Le lendemain, mercredi. Dans le petit jardin ombragé du Comité olympique, des chaises ont été soigneusement disposées pour accueillir les jeunes et leurs accompagnateurs. La basketteuse Sonja Vasic fait face à eux ; médaille de bronze aux JO de Rio 2016, médaille d’or à l’Eurobasket 2021, elle est l’une des plus grandes athlètes serbes. Elle confie ses souvenirs olympiques, partage ses réflexions sur les vertus du sport. « Être athlète cela permet de mieux se connaître, se lier aux autres, évacuer les mauvaises énergies, cultiver une bonne santé. » Puis répond aux nombreuses questions que lui posent les jeunes. « Un vie d’athlète ne dure qu’un temps mais les amitiés qu’on lie dans le monde du sport durent toujours », conclut-elle. Dans l’assemblée, ses mots résonnent. Les jeunes ont conscience que des amitiés sont en train de se nouer – et qui se renforcent encore le lendemain jeudi, dernière journée, passée sur l’île fluviale d’Ada, un endroit prisé des belgradois, écrin de verdure bordé de plages et accueillant un vaste lac. Là, les animateurs de l’USEPMM et de CYI ont imaginé une course d’orientation. « L’objectif, c’est de leur faire découvrir un des plus beaux endroits de Serbie, avec une nature fourmillante. Mais c’est aussi de les faire coopérer, s’entraider », résume Olivier. Avant que chacun des cinq groupes – autant que d’anneaux sur le drapeau olympique – ne se dispersent carte en main, les jeunes Serbes offrent à la ronde la spécialité que tout le monde adore, de petits croissants au jambon et à la feta obéissant au nom de kiflice. « Eux aussi, ils m’avaient manqué ! », s’amuse Wendy.
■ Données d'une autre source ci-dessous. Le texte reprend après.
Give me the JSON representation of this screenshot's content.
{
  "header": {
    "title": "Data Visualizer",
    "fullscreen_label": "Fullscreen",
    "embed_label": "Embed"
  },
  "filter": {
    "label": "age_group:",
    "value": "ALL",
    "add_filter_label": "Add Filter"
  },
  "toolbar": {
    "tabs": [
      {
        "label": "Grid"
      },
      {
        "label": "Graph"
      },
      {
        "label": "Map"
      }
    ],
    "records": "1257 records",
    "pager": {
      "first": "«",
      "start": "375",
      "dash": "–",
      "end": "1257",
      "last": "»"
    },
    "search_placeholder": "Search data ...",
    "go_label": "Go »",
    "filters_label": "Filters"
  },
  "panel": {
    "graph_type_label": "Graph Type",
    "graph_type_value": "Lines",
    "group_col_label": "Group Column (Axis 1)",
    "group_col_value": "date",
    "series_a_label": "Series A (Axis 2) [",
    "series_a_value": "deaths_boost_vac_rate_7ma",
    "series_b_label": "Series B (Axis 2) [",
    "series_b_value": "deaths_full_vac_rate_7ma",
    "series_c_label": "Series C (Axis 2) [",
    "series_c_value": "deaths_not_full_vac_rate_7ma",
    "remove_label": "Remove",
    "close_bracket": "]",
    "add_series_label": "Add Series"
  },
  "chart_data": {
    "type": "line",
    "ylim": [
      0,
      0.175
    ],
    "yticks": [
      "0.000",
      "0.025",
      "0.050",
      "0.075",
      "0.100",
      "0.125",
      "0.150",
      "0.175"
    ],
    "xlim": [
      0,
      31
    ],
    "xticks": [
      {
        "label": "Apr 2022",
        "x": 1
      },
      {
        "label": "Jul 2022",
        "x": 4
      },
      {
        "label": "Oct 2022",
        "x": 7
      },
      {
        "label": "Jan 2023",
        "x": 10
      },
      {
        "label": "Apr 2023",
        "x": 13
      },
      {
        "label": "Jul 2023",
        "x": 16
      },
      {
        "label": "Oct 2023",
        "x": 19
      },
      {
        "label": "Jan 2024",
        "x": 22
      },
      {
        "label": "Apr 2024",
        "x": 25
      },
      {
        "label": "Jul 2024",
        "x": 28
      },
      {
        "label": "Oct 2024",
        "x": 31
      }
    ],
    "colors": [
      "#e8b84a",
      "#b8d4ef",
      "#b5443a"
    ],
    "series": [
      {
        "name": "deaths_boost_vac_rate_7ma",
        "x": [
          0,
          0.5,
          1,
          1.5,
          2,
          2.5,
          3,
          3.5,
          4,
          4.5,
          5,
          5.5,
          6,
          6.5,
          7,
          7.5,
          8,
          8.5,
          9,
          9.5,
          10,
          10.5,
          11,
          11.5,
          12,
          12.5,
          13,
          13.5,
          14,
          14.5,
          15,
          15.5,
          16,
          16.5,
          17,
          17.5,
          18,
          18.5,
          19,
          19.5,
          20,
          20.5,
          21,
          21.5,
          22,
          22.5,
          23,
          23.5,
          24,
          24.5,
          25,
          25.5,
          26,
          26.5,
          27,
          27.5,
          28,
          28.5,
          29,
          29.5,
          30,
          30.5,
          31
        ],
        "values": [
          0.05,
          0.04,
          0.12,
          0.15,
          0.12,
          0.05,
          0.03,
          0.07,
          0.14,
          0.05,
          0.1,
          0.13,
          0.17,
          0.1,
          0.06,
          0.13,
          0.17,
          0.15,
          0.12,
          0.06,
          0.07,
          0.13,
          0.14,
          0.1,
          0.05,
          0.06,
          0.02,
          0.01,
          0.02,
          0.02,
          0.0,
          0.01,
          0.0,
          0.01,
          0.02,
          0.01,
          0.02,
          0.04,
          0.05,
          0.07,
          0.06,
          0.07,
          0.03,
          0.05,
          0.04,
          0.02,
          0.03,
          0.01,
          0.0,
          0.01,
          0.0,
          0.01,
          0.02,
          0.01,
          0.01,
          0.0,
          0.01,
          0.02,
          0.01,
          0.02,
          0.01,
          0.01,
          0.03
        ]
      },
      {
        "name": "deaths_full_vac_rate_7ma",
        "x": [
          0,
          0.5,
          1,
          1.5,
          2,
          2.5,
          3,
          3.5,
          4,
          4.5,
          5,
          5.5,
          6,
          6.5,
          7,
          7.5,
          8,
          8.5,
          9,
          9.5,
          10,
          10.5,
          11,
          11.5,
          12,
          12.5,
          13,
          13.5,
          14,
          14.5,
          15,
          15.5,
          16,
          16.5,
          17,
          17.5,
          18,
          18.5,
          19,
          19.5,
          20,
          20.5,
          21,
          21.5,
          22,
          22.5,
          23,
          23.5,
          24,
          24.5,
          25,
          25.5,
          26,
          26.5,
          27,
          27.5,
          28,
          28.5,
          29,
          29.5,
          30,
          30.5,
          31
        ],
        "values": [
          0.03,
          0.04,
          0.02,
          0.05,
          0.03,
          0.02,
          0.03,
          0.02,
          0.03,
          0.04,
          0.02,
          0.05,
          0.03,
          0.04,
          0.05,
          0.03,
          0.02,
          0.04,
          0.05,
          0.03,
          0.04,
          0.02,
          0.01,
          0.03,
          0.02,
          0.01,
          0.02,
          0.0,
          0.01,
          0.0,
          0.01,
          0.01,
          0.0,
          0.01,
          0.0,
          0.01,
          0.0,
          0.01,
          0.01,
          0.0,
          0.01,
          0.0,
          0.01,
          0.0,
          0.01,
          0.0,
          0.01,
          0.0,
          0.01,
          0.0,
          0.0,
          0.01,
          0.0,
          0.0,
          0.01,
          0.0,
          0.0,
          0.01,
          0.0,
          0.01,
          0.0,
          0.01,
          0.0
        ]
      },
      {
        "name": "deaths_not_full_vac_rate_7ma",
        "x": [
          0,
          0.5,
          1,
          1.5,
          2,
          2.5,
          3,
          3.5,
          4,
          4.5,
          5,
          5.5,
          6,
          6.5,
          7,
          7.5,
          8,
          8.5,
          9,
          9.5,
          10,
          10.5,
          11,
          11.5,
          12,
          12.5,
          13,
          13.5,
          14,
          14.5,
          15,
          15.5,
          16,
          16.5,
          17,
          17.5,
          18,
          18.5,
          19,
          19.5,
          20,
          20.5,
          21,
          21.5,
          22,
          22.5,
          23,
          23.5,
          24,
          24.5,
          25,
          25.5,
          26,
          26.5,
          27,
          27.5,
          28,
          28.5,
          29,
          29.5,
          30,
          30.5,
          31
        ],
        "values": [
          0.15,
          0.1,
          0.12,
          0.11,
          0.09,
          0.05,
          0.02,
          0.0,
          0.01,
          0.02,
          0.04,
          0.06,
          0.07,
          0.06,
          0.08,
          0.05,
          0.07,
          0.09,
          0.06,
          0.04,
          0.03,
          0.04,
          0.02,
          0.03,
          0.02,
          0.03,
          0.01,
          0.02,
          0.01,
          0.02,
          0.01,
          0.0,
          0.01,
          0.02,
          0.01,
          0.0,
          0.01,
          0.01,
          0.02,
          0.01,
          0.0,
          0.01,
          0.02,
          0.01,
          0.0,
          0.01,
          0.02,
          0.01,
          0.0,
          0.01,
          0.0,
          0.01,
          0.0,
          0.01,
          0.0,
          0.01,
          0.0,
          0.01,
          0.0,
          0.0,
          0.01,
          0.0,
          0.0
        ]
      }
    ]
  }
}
« C’est la solidarité qui a conduit votre effort »
Elmedin tire la flèche de toutes ses forces et la corde de son arc se tend, prête à rompre. Le garçon, concentré, vise. Quand la pointe se fiche au cœur de la cible, il est d’abord incrédule puis exulte. Au point d’arrivée de la course ont été disposées une dizaine de cibles, afin que les jeunes puissent expérimenter le tir à l’arc – engouement général. Quelques kiflice pour se rassasier et c’est la remise des médailles. Marko les tire d’un carton immense. A ses côtés, Filip Filipovic regarde les enfants assemblés. Marko et lui se sont rencontrés un jour que Filip est venu faire un don de vêtements à l’accueil de jour de CYI. Le champion, 1,96 mètres, 100 kg de muscles, double champion olympique et double champion du monde de water-polo, élu meilleur joueur du monde à trois reprises (2011, 2014 et 2021), semble intimidé. Avant de passer une médaille autour du cou de chacune et chacun des jeunes, il s’exprime. « J’ai gagné beaucoup de médailles mais, croyez-moi, elles ne valent pas celle que vous avez emportée aujourd’hui, car c’est la solidarité qui a conduit votre effort. Vous vivrez certainement quelques moments difficiles dans votre vie d’adulte. Je suis sûr que le souvenir de cette semaine vous aidera à puiser de la confiance et du courage pour les surmonter. » Ce jeudi est la journée la plus chaude de la semaine, aussi l’appel du lac est irrésistible, certains allant même jusqu’à s’y jeter tout habillés. A l’ombre d’un arbre, le petit groupe d’Alice réalise tout à coup : « Dans 24 heures, on a les résultats du brevet ! » Mais avant le retour à la réalité, il reste encore quelques heures de bonheur à grapiller avec les amis serbes, monténégrins, bosniaques et perpignanais. Pour la fête d’adieu qui doit se dérouler en fin de journée, chacun a prévu de se mettre sur son 31 et se donner à fond pour la dernière des épreuves sportives : la danse.